My observations of children, having raised three to adulthood along with my wife, have convinced me that children are not simply small, unlearned and incomplete adults.  They are, in many ways, something quite different from adult humans, in terms of the ways their brains and bodies work, and the ways their spiritual lives work.  It is that, I think, that Jesus was talking about when he said that we not only need to be willing to receive children as worthy of our adult attention, we need to learn from them and even try to become more like them if we are to be able to understand and enter the kingdom  of God.

Those can be hard things to think about when a tired, manipulative, demanding, whiny child is interrupting us for the fifth time during a telephone conversation or making our shopping experience a monstrosity.  But when we are not trying to correct, mold or escape from our children, watching them and listening to them can really teach us lessons about looking at, experiencing and thinking about the world in ways we have forgotten.  It can also teach us lessons about what faith, love, understanding and hope mean.

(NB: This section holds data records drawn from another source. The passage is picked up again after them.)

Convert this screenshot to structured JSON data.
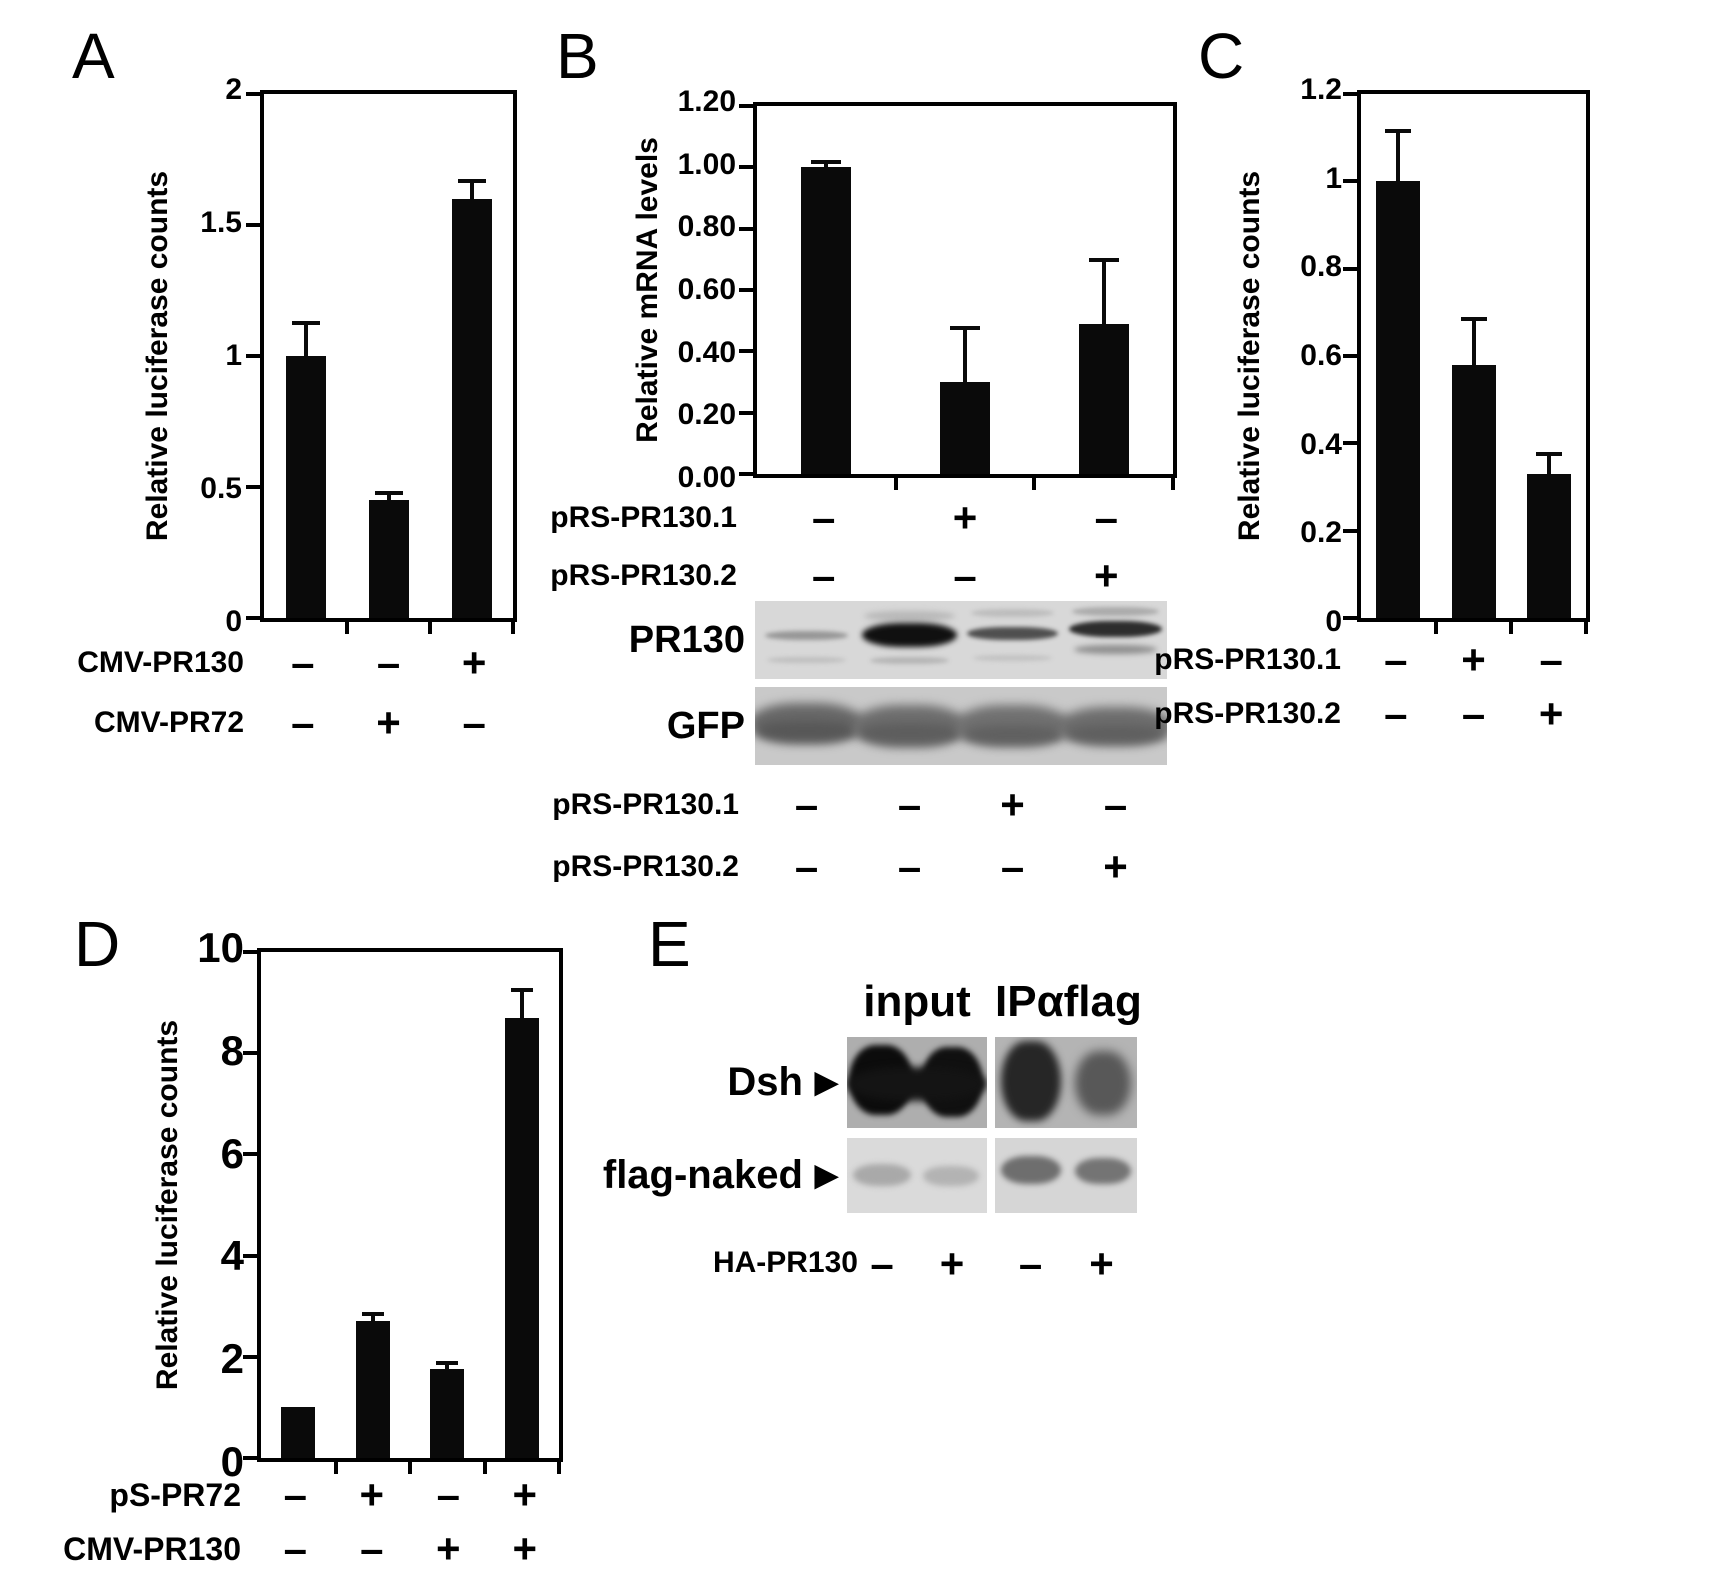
{
  "figure_bg": "#ffffff",
  "bar_color": "#0a0a0a",
  "panels": {
    "A": {
      "letter": "A"
    },
    "B": {
      "letter": "B",
      "blot_labels": [
        "PR130",
        "GFP"
      ],
      "blot_condition_rows": [
        {
          "label": "pRS-PR130.1",
          "signs": [
            "–",
            "–",
            "+",
            "–"
          ]
        },
        {
          "label": "pRS-PR130.2",
          "signs": [
            "–",
            "–",
            "–",
            "+"
          ]
        }
      ]
    },
    "C": {
      "letter": "C"
    },
    "D": {
      "letter": "D"
    },
    "E": {
      "letter": "E",
      "group_headers": [
        "input",
        "IPαflag"
      ],
      "band_rows": [
        {
          "label": "Dsh",
          "arrow": "▶"
        },
        {
          "label": "flag-naked",
          "arrow": "▶"
        }
      ],
      "condition_rows": [
        {
          "label": "HA-PR130",
          "signs": [
            "–",
            "+",
            "–",
            "+"
          ]
        }
      ]
    }
  },
  "chart_data": [
    {
      "id": "A",
      "type": "bar",
      "grid": false,
      "title": "",
      "xlabel": "",
      "ylabel": "Relative luciferase counts",
      "ylim": [
        0,
        2
      ],
      "yticks": [
        0,
        0.5,
        1,
        1.5,
        2
      ],
      "ytick_labels": [
        "0",
        "0.5",
        "1",
        "1.5",
        "2"
      ],
      "values": [
        1.0,
        0.45,
        1.6
      ],
      "errors": [
        0.12,
        0.02,
        0.06
      ],
      "bar_color": "#0a0a0a",
      "condition_rows": [
        {
          "label": "CMV-PR130",
          "signs": [
            "–",
            "–",
            "+"
          ]
        },
        {
          "label": "CMV-PR72",
          "signs": [
            "–",
            "+",
            "–"
          ]
        }
      ]
    },
    {
      "id": "B",
      "type": "bar",
      "grid": false,
      "title": "",
      "xlabel": "",
      "ylabel": "Relative mRNA levels",
      "ylim": [
        0,
        1.2
      ],
      "yticks": [
        0,
        0.2,
        0.4,
        0.6,
        0.8,
        1.0,
        1.2
      ],
      "ytick_labels": [
        "0.00",
        "0.20",
        "0.40",
        "0.60",
        "0.80",
        "1.00",
        "1.20"
      ],
      "values": [
        1.0,
        0.3,
        0.49
      ],
      "errors": [
        0.01,
        0.17,
        0.2
      ],
      "bar_color": "#0a0a0a",
      "condition_rows": [
        {
          "label": "pRS-PR130.1",
          "signs": [
            "–",
            "+",
            "–"
          ]
        },
        {
          "label": "pRS-PR130.2",
          "signs": [
            "–",
            "–",
            "+"
          ]
        }
      ]
    },
    {
      "id": "C",
      "type": "bar",
      "grid": false,
      "title": "",
      "xlabel": "",
      "ylabel": "Relative luciferase counts",
      "ylim": [
        0,
        1.2
      ],
      "yticks": [
        0,
        0.2,
        0.4,
        0.6,
        0.8,
        1.0,
        1.2
      ],
      "ytick_labels": [
        "0",
        "0.2",
        "0.4",
        "0.6",
        "0.8",
        "1",
        "1.2"
      ],
      "values": [
        1.0,
        0.58,
        0.33
      ],
      "errors": [
        0.11,
        0.1,
        0.04
      ],
      "bar_color": "#0a0a0a",
      "condition_rows": [
        {
          "label": "pRS-PR130.1",
          "signs": [
            "–",
            "+",
            "–"
          ]
        },
        {
          "label": "pRS-PR130.2",
          "signs": [
            "–",
            "–",
            "+"
          ]
        }
      ]
    },
    {
      "id": "D",
      "type": "bar",
      "grid": false,
      "title": "",
      "xlabel": "",
      "ylabel": "Relative luciferase counts",
      "ylim": [
        0,
        10
      ],
      "yticks": [
        0,
        2,
        4,
        6,
        8,
        10
      ],
      "ytick_labels": [
        "0",
        "2",
        "4",
        "6",
        "8",
        "10"
      ],
      "values": [
        1.0,
        2.7,
        1.75,
        8.7
      ],
      "errors": [
        0,
        0.1,
        0.08,
        0.5
      ],
      "bar_color": "#0a0a0a",
      "condition_rows": [
        {
          "label": "pS-PR72",
          "signs": [
            "–",
            "+",
            "–",
            "+"
          ]
        },
        {
          "label": "CMV-PR130",
          "signs": [
            "–",
            "–",
            "+",
            "+"
          ]
        }
      ]
    }
  ]
}
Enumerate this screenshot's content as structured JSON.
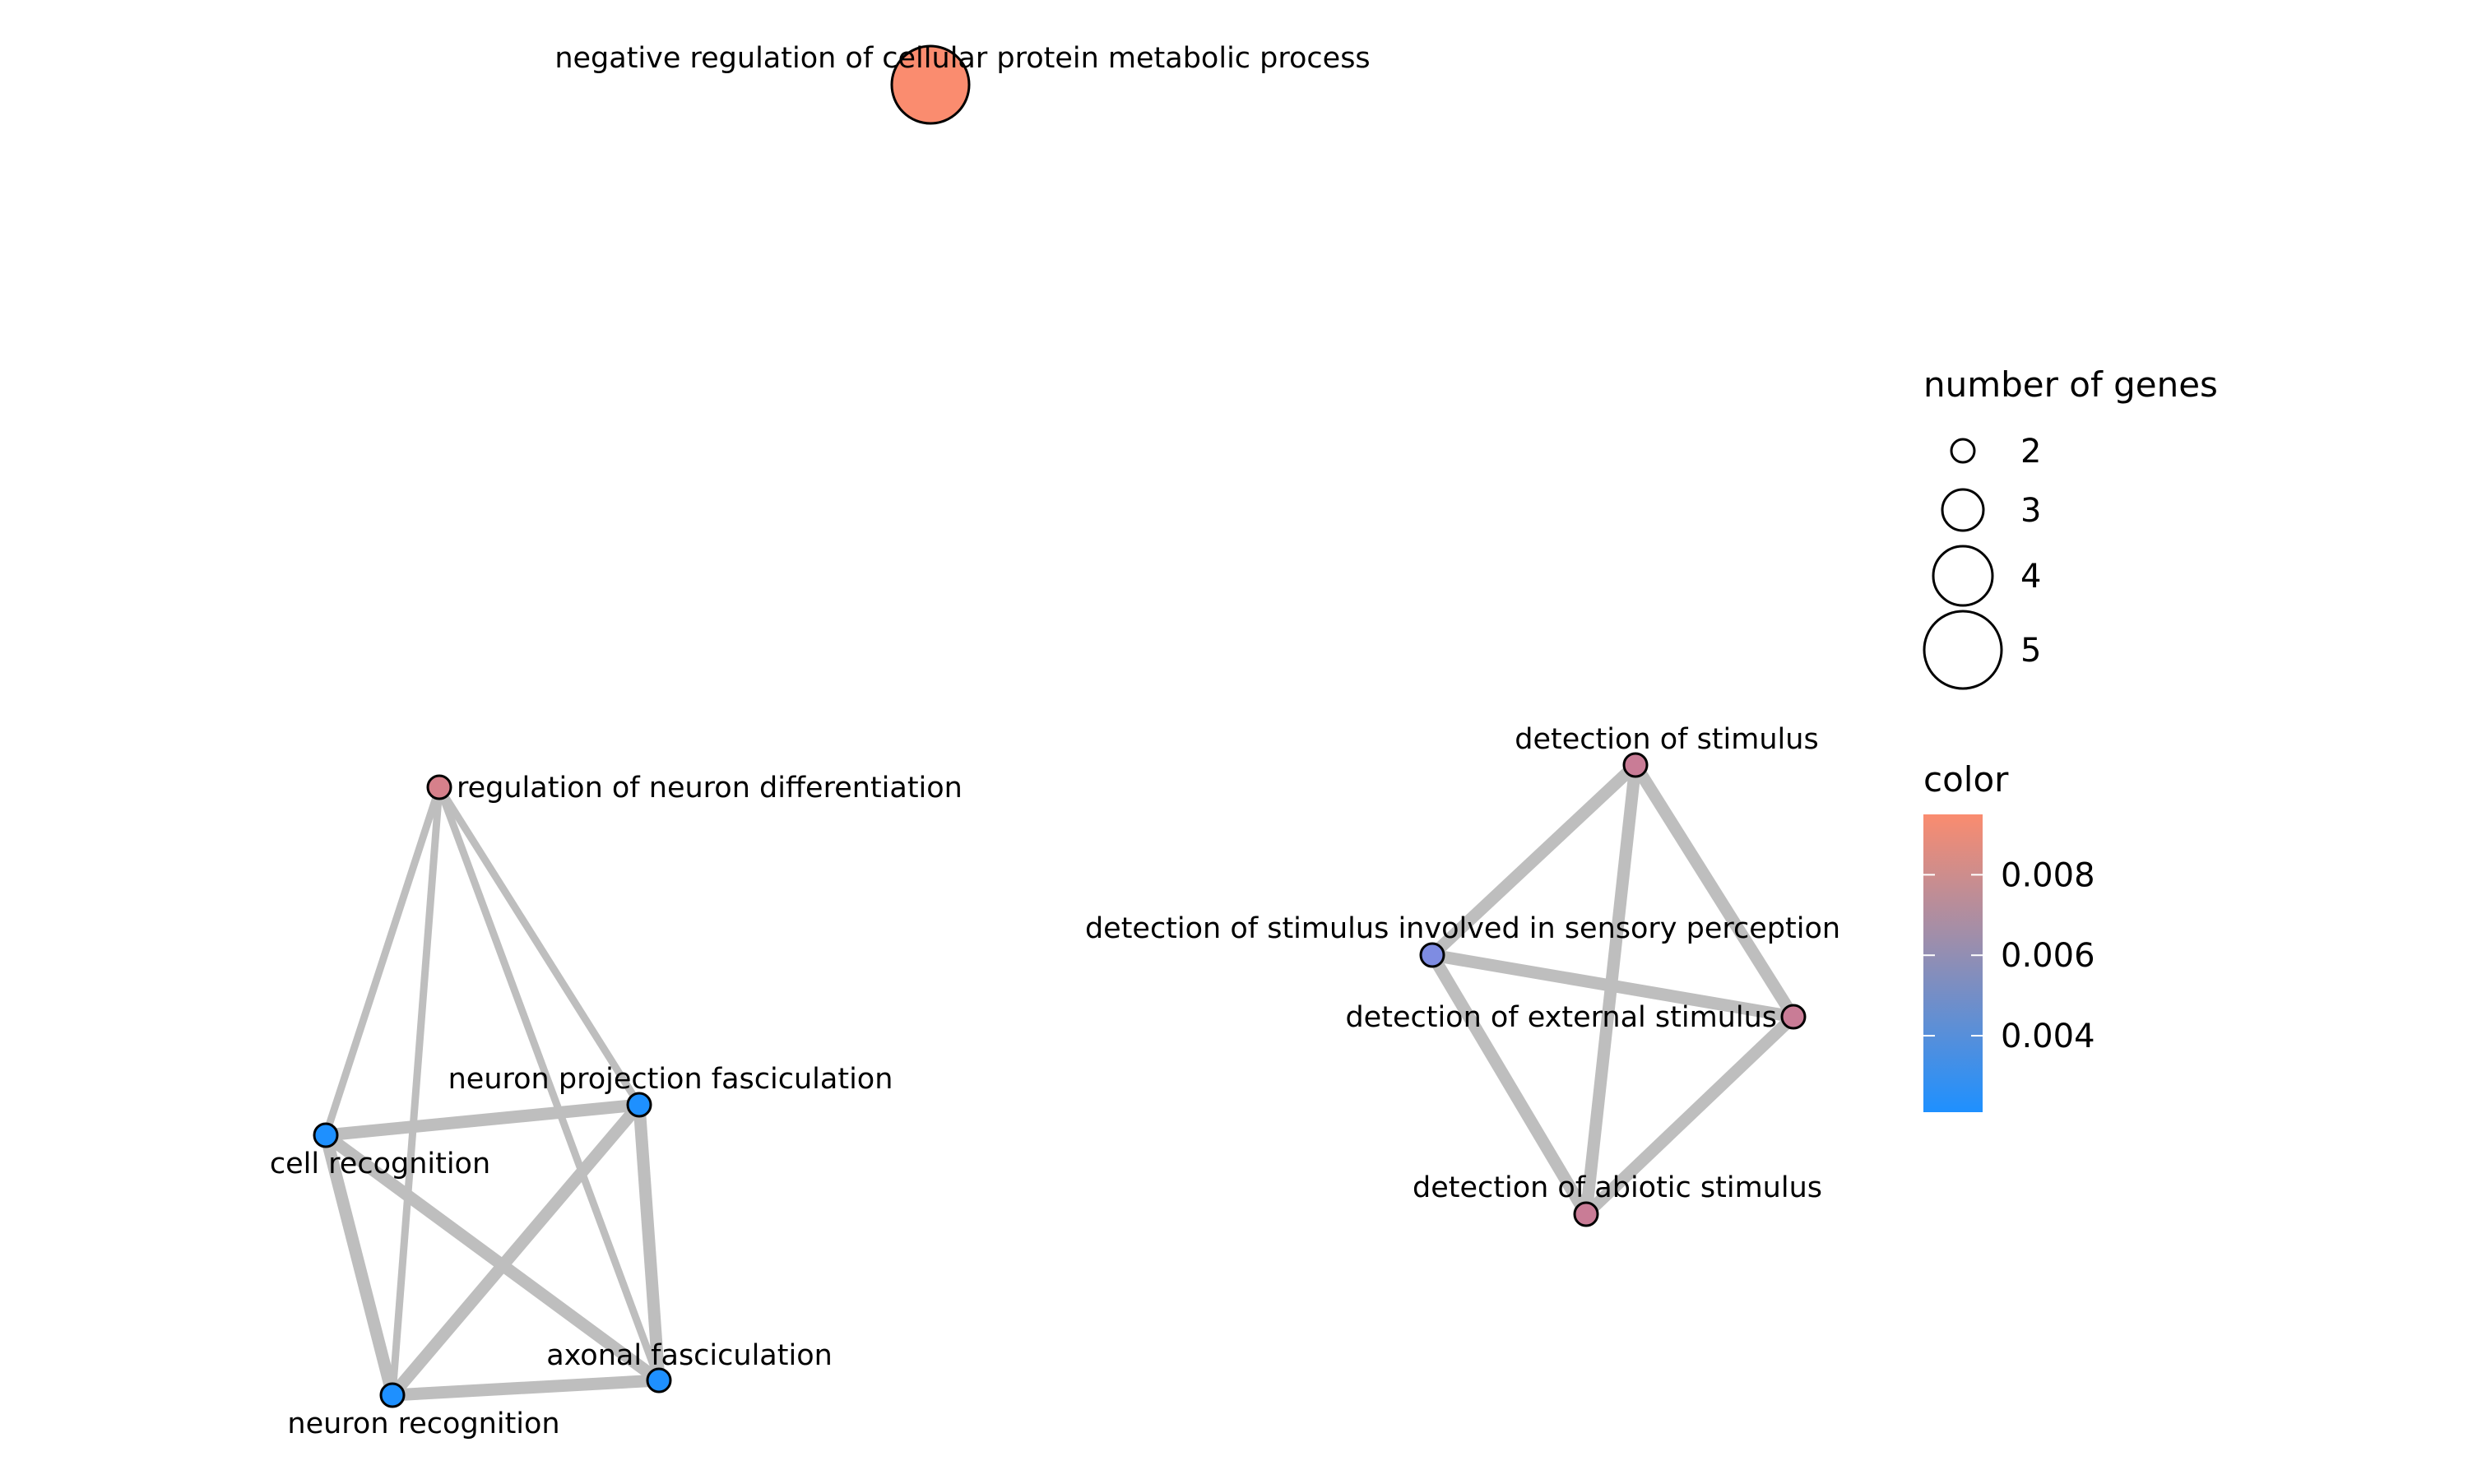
{
  "network": {
    "nodes": [
      {
        "id": "neg",
        "label": "negative regulation of cellular protein metabolic process",
        "genes": 5,
        "color_value": 0.0095,
        "fill": "#fa8c6f"
      },
      {
        "id": "reg",
        "label": "regulation of neuron differentiation",
        "genes": 2,
        "color_value": 0.0077,
        "fill": "#d6808b"
      },
      {
        "id": "cell",
        "label": "cell recognition",
        "genes": 2,
        "color_value": 0.0021,
        "fill": "#1e90ff"
      },
      {
        "id": "npf",
        "label": "neuron projection fasciculation",
        "genes": 2,
        "color_value": 0.0021,
        "fill": "#1e90ff"
      },
      {
        "id": "nr",
        "label": "neuron recognition",
        "genes": 2,
        "color_value": 0.0021,
        "fill": "#1e90ff"
      },
      {
        "id": "ax",
        "label": "axonal fasciculation",
        "genes": 2,
        "color_value": 0.0021,
        "fill": "#1e90ff"
      },
      {
        "id": "ds",
        "label": "detection of stimulus",
        "genes": 2,
        "color_value": 0.0068,
        "fill": "#c97c96"
      },
      {
        "id": "dsp",
        "label": "detection of stimulus involved in sensory perception",
        "genes": 2,
        "color_value": 0.004,
        "fill": "#7e8ce2"
      },
      {
        "id": "des",
        "label": "detection of external stimulus",
        "genes": 2,
        "color_value": 0.0068,
        "fill": "#c97c96"
      },
      {
        "id": "das",
        "label": "detection of abiotic stimulus",
        "genes": 2,
        "color_value": 0.0068,
        "fill": "#c97c96"
      }
    ],
    "edges": [
      {
        "source": "reg",
        "target": "cell",
        "weight": 1
      },
      {
        "source": "reg",
        "target": "npf",
        "weight": 1
      },
      {
        "source": "reg",
        "target": "nr",
        "weight": 1
      },
      {
        "source": "reg",
        "target": "ax",
        "weight": 1
      },
      {
        "source": "cell",
        "target": "npf",
        "weight": 2
      },
      {
        "source": "cell",
        "target": "nr",
        "weight": 2
      },
      {
        "source": "cell",
        "target": "ax",
        "weight": 2
      },
      {
        "source": "npf",
        "target": "nr",
        "weight": 2
      },
      {
        "source": "npf",
        "target": "ax",
        "weight": 2
      },
      {
        "source": "nr",
        "target": "ax",
        "weight": 2
      },
      {
        "source": "ds",
        "target": "dsp",
        "weight": 2
      },
      {
        "source": "ds",
        "target": "des",
        "weight": 2
      },
      {
        "source": "ds",
        "target": "das",
        "weight": 2
      },
      {
        "source": "dsp",
        "target": "des",
        "weight": 2
      },
      {
        "source": "dsp",
        "target": "das",
        "weight": 2
      },
      {
        "source": "des",
        "target": "das",
        "weight": 2
      }
    ]
  },
  "legend": {
    "size_title": "number of genes",
    "size_items": [
      {
        "label": "2",
        "genes": 2
      },
      {
        "label": "3",
        "genes": 3
      },
      {
        "label": "4",
        "genes": 4
      },
      {
        "label": "5",
        "genes": 5
      }
    ],
    "color_title": "color",
    "color_ticks": [
      {
        "label": "0.008",
        "value": 0.008
      },
      {
        "label": "0.006",
        "value": 0.006
      },
      {
        "label": "0.004",
        "value": 0.004
      }
    ],
    "color_range": [
      0.0021,
      0.0095
    ],
    "color_low": "#1e90ff",
    "color_high": "#fa8c6f"
  }
}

One of the things Dr. Coles reports was a conversation that ensued when a group of children heard an ambulance siren go by outside.  “I noted, yet once more, how often children (like adults) think of God as a judge, a critic, or a benefactor: one who rewards and punishes.  The children also managed to give God a psychology, one not unlike their own.”  They had been talking about a sickbed picture, and the discussion turned to whether God was, or could be, like the doctor in the picture.  Many of us adults have formed enough of picture of God to satisfy ourselves.  I wonder how often we can sit with a child, not to teach the child what God is like, but to listen as they speculate about what God could be like?  Or even to speculate with other adults, or by ourselves, after so many years of having our opinions settled?

We often think we need to protect children against thinking about the difficult things of life.  But they think about them anyway.  Children are right there at ground level, where things  happen that we don’t even notice.  Hidden from our eyes in the grass are dead birds and small animals, which the children discover and wonder about as they play, along with the discarded items of adult life.  What do they think about these things?  How does it affect what they think about God and the world, life and death?  We’ll never find out if we don’t open the subject up with them.